Ask for exception hierarchy decisions

If the codebase is non-trivial, ask the agent to propose or align with an exception hierarchy. That avoids a flat mix of ValueError, RuntimeError, and generic catches. Example:

Use python-error-handling to define domain-specific exceptions for validation, not-found, and external service failure cases, and show where each should be raised.

Improve messages for two audiences

Better outputs distinguish between:

  • developer-facing diagnostic detail
  • user-facing actionable guidance

Ask the skill to keep internal context for logs and traces while returning cleaner messages to callers where needed. This is especially important in APIs and CLIs.

Force context preservation during refactors

If you are replacing existing try/except logic, explicitly request exception chaining. Otherwise agents sometimes simplify code in ways that lose the original traceback. For debugging-heavy workflows, preserving cause chains is one of the highest-value improvements.
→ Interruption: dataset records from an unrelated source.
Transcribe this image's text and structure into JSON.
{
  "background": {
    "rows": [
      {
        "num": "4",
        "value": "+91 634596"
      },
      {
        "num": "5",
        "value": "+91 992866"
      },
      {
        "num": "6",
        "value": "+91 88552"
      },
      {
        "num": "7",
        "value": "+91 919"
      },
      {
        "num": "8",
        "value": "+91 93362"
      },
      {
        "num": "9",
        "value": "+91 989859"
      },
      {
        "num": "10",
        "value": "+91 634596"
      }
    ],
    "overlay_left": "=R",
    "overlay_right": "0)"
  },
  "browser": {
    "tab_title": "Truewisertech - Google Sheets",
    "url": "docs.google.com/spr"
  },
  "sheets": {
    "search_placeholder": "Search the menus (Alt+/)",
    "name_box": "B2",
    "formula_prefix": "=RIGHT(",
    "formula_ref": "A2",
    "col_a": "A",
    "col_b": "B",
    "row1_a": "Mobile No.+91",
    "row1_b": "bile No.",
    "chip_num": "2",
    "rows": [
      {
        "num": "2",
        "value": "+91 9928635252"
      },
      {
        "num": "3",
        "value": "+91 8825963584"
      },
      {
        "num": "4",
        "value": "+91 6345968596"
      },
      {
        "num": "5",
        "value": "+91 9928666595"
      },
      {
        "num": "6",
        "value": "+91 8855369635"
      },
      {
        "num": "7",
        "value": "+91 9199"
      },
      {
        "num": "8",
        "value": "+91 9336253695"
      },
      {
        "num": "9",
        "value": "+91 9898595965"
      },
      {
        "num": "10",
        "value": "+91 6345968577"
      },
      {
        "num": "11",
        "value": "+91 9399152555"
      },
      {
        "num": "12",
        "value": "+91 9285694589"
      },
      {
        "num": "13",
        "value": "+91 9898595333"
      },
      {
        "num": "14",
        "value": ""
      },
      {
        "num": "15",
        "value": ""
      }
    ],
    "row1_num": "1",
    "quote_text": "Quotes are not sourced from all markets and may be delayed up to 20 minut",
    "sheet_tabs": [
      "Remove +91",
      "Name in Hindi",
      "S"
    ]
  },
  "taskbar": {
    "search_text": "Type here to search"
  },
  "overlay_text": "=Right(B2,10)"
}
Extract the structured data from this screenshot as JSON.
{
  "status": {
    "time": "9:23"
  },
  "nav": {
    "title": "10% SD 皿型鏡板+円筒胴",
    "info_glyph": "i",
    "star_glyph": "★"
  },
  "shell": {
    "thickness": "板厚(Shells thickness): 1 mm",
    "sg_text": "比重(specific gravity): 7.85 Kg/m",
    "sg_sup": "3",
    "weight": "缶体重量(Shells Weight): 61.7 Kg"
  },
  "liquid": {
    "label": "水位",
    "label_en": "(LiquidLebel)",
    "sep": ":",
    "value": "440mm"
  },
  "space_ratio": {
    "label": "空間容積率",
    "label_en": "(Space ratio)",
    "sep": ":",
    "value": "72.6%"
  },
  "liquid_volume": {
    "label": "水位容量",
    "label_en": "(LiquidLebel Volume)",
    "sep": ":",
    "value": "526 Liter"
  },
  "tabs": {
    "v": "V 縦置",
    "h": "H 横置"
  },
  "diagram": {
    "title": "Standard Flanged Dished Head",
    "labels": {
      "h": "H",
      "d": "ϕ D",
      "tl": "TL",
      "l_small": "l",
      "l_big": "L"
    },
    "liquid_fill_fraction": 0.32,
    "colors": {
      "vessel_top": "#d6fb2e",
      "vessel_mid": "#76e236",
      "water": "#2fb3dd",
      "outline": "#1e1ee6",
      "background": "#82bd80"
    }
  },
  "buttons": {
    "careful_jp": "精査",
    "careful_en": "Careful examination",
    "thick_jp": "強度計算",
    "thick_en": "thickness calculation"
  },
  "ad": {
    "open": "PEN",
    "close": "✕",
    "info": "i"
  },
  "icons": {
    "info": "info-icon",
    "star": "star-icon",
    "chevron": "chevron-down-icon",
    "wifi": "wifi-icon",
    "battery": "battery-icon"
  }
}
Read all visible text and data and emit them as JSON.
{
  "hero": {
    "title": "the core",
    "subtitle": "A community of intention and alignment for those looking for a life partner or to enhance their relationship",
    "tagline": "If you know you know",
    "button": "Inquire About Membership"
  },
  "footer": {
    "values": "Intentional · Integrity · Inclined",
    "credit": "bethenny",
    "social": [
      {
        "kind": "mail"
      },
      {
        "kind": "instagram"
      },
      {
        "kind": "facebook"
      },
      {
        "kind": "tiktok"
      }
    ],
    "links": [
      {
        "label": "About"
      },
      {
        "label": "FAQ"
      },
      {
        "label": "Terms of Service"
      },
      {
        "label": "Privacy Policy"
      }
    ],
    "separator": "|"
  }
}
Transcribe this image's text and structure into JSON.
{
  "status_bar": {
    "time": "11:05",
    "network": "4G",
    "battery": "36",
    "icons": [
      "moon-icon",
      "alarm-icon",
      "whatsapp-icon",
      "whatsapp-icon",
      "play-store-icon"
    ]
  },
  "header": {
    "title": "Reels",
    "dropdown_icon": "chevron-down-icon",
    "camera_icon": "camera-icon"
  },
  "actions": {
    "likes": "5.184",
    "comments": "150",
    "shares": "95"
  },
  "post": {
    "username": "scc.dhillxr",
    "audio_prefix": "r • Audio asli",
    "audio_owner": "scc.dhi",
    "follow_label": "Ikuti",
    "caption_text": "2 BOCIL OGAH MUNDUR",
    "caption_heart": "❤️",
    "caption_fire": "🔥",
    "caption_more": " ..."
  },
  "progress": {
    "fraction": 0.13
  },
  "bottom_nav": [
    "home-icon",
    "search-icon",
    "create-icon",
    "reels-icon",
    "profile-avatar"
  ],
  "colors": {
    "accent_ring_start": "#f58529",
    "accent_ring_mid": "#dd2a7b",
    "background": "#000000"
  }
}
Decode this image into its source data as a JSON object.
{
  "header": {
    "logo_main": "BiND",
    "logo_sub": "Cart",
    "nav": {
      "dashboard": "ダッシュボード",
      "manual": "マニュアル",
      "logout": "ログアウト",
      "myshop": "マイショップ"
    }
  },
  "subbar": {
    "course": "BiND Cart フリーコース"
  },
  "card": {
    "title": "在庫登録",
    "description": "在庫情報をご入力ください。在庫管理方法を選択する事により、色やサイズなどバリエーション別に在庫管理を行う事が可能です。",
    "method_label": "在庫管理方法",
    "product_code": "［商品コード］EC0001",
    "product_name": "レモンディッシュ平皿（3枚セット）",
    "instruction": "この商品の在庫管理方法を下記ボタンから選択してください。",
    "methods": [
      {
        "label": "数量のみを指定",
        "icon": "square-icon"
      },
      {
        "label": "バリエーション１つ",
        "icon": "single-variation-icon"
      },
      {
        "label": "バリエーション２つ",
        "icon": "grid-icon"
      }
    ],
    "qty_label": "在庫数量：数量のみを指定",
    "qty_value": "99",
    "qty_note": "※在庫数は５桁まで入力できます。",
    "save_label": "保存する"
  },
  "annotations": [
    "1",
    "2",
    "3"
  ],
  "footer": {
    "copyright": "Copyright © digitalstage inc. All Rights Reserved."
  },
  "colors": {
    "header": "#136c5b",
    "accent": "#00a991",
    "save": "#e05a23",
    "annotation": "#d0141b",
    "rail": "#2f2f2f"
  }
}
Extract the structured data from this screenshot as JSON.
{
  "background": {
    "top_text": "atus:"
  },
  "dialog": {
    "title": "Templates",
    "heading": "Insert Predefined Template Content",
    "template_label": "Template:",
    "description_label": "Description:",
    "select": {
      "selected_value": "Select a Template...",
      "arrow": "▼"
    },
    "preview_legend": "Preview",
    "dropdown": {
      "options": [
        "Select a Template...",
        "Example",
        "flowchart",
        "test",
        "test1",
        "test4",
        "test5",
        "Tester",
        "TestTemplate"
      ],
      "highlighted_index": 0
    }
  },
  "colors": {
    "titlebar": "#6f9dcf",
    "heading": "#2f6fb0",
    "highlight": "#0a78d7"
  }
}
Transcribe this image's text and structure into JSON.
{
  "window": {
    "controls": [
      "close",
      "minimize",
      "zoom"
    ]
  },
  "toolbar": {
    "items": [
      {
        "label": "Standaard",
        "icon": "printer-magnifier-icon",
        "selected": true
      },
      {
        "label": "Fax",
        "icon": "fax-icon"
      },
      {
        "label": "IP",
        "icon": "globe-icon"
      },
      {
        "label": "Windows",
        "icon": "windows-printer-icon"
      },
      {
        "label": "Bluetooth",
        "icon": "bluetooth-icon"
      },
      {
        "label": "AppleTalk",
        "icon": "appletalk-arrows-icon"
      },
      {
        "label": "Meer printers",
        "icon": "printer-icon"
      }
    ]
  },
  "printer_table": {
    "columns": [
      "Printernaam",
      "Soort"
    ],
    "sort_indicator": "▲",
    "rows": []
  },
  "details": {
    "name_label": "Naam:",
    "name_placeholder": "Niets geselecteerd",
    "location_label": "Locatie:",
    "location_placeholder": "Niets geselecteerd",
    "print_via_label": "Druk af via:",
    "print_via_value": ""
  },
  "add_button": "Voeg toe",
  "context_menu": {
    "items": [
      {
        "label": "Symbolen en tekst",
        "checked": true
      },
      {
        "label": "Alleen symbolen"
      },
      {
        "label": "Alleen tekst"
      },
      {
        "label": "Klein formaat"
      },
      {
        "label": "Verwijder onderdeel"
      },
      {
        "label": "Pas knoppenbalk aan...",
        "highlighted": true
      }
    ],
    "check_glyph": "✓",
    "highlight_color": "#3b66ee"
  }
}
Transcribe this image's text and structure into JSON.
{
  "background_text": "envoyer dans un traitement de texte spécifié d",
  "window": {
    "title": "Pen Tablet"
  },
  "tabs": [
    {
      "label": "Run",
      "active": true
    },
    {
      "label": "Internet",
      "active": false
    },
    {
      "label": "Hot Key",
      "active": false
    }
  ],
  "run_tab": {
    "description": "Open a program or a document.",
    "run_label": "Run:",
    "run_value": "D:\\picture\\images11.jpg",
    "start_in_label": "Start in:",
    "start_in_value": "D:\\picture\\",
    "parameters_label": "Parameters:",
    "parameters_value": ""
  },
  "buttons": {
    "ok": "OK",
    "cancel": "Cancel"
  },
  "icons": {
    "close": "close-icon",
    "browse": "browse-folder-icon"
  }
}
Iterate after the first draft

After the first result, ask targeted follow-ups instead of “make it better.” Good second-pass prompts include:

  • Which exceptions are still too generic?
  • Where are we validating too late?
  • How should partial failures be reported to callers?
  • What branch would be hardest to debug in production?

This makes the python-error-handling guide far more useful than a one-shot generation pass.

Review generated code for over-handling

A subtle failure mode is adding too many try/except blocks. Good python-error-handling usage is not about catching everything; it is about catching errors at the right boundary and letting unexpected failures surface when appropriate. If the output hides bugs, simplify it.